NASHVILLE, Tenn. - Governor Bill Haslam and Tennessee Commissioner of Education Candice McQueen met with reporters Monday to address issues associated with TNReady testing.
At a round-table meeting, Commissioner McQueen told reporters what happened this year is unacceptable. She said the education testing system has to get better, referring to TNReady testing that experienced days of difficulties in multiple counties.
"It is understandable, the frustration level," said Governor Bill Haslam. "We have teachers who have worked really hard to prepare students and students that have worked really hard to prepare."

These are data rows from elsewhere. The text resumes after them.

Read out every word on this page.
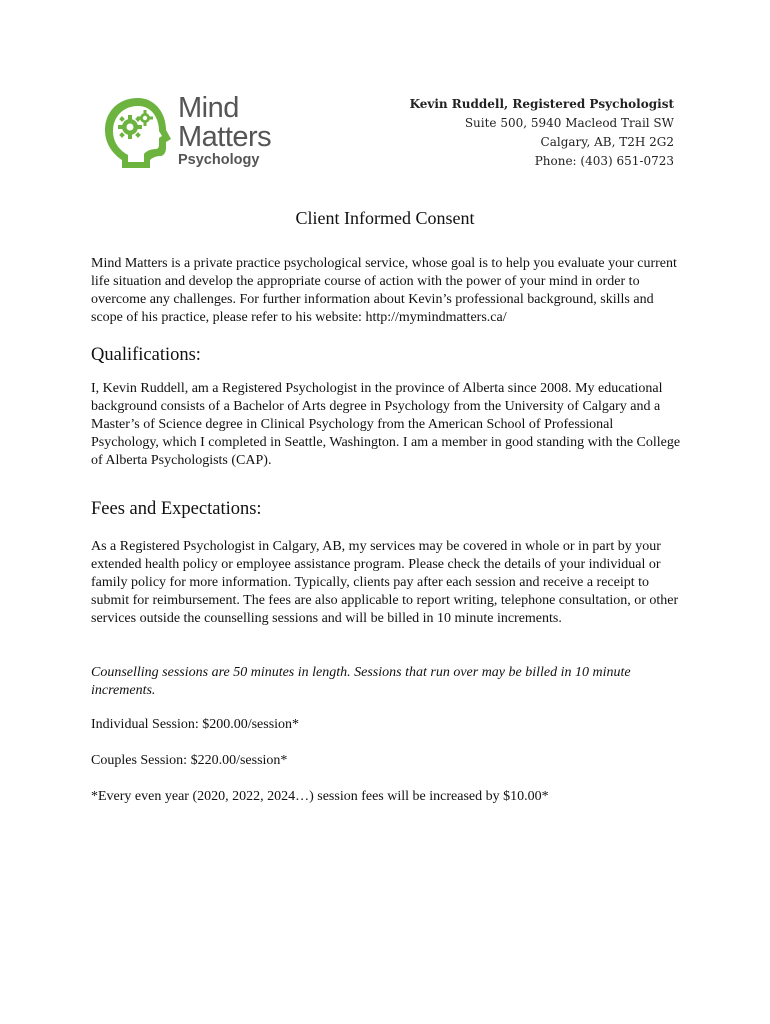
Mind
Matters
Psychology
Kevin Ruddell, Registered Psychologist
Suite 500, 5940 Macleod Trail SW
Calgary, AB, T2H 2G2
Phone: (403) 651-0723
Client Informed Consent
Mind Matters is a private practice psychological service, whose goal is to help you evaluate your current life situation and develop the appropriate course of action with the power of your mind in order to overcome any challenges. For further information about Kevin’s professional background, skills and scope of his practice, please refer to his website: http://mymindmatters.ca/
Qualifications:
I, Kevin Ruddell, am a Registered Psychologist in the province of Alberta since 2008. My educational background consists of a Bachelor of Arts degree in Psychology from the University of Calgary and a Master’s of Science degree in Clinical Psychology from the American School of Professional Psychology, which I completed in Seattle, Washington. I am a member in good standing with the College of Alberta Psychologists (CAP).
Fees and Expectations:
As a Registered Psychologist in Calgary, AB, my services may be covered in whole or in part by your extended health policy or employee assistance program. Please check the details of your individual or family policy for more information. Typically, clients pay after each session and receive a receipt to submit for reimbursement. The fees are also applicable to report writing, telephone consultation, or other services outside the counselling sessions and will be billed in 10 minute increments.
Counselling sessions are 50 minutes in length. Sessions that run over may be billed in 10 minute increments.
Individual Session: $200.00/session*
Couples Session: $220.00/session*
*Every even year (2020, 2022, 2024…) session fees will be increased by $10.00*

Haslam and McQueen said even though some students were unable to login to their test and others couldn't submit when they were finished, some 95% of tests were eventually collected. They said all of this data is good, but the legislature's move to hold teachers, students and schools harmless to the negative effects of the test will still stand.
McQueen said the environment from the testing failures is still a factor in this year's tests. So, teachers will have the option whether or not their test scores will be used for the 2017-2018 year.
"We believe we have to get better," said McQueen. "There's no option not to improve and to continue to make sure we have a seamless experience every single day and for every single student who moves into the online or the paper testing."
Haslam and McQueen announced the state will switch test creation from Questar, the current testing company, to Educational Testing Service (ETS). Questar's contract is up in November. So, they will administer the fall tests for students in Tennessee, but ETS could take over that as well.
The state is also bringing in a third party to do a complete review over Questar's testing systems. Also, as early as next week Questar will submit their own analysis of this year's testing and what went wrong.
If teachers decide to negate their test scores, it should not impact any potential bonuses they receive said McQueen.
A third party investigator is being consulted to see if there was a cyber attack on TNReady on the first day of testing.